I believe that time is a gift.  Every day that I wake up is a blessing, and one I try not to take for granted.  (Thinking that you're dying does have its advantages.  But don't worry, I'm fine now.)  Time is also a gift I choose to give myself.  Time to work and think creatively.  Time to rest and take care of myself.  Time to steep myself in nature and quiet moments.  Time to just let myself be, and be thankful for all the many blessings in my life. 

As I've been participating in NaNoWriMo this month (though with slightly less-intense rules, since I write and paint full-time already, and it's not just a one-month stint for me), I've been thinking a lot about the time creativity takes.  The great investment of time it demands.  NaNoWriMo has also reaffirmed my belief that no good book is written in a month, but a good rough draft can be.  A rough draft that you can spend the next year or two revising and reworking into something truly beautiful.  Art takes time.  Everyone works at different paces: I know some writers who have spent ten years on one book that's still not finished, and I also know writers who churn out a novel every three months.  There's no right or wrong timeline, so you need to do what's best for you.  Listen to yourself and to your work and give it your all!  Give yourself the time and space to really invest in your craft and give it everything you've got.  What emerges from work undertaken with dedication and with love will always be beautiful.   

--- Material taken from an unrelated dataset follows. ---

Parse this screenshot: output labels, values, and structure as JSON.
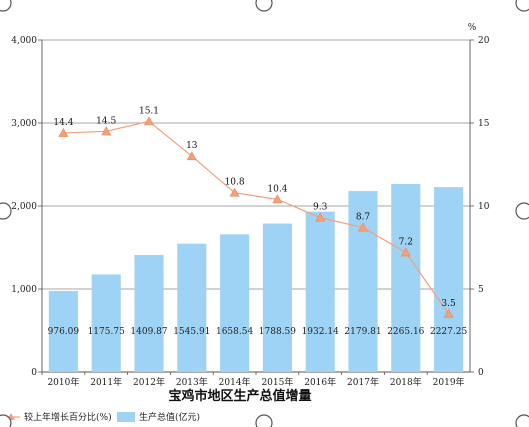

I can't procrastinate.  Believe me, it sounds like loads of fun and I'd love to try it sometime, but I seem physically incapable of it.  And while this is great for meeting deadlines, it's not so good when it comes to letting projects rest and steep for a while.  The only way I can accomplish this is by working on another project instead, cycling them out so that I always have two or three books on my desk at any given time. 

I think it's important to let large projects (like books) rest for a while in between creative bursts.  The novel I finished for NaNoWriMo (I was about halfway through when I started, and now have a completed rough draft) was one I've been working intensively on for the past six months.  It's a book that I'm deeply passionate about and is quite close to my heart (which are often the hardest ones to write).  As such, I respect it enough to give it a break now.  Let it sleep for a while, during which time I'm free to work on other things, letting my mind operate in different rhythms, think different sorts of thoughts, and let my creativity stretch and flow into different shapes.  And then in a few months, when I'm ready, I'll go back to the novel and start revising and reworking it.  This process will then be repeated for however long it takes to craft the book into the best it can be (since I'll never, ever be satisfied with anything I create).  Or until I desperately need the money from its sale.  That's definitely a large part of the equation as well.  But that's one advantage of having so many books in-progress at once; I can give one time to rest while another is thrown squawking from the nest into the waiting jaws of the publishing industry.

None of us know how much time we have, so it's our job to make the most of it.  This is as true in art as it is in life.  It is our responsibility therefore to invest it in what we are truly passionate about, what gives our lives joy and meaning.  As J. R. R. Tolkien so wisely said "All we have to decide is what to do with the time that is given to us."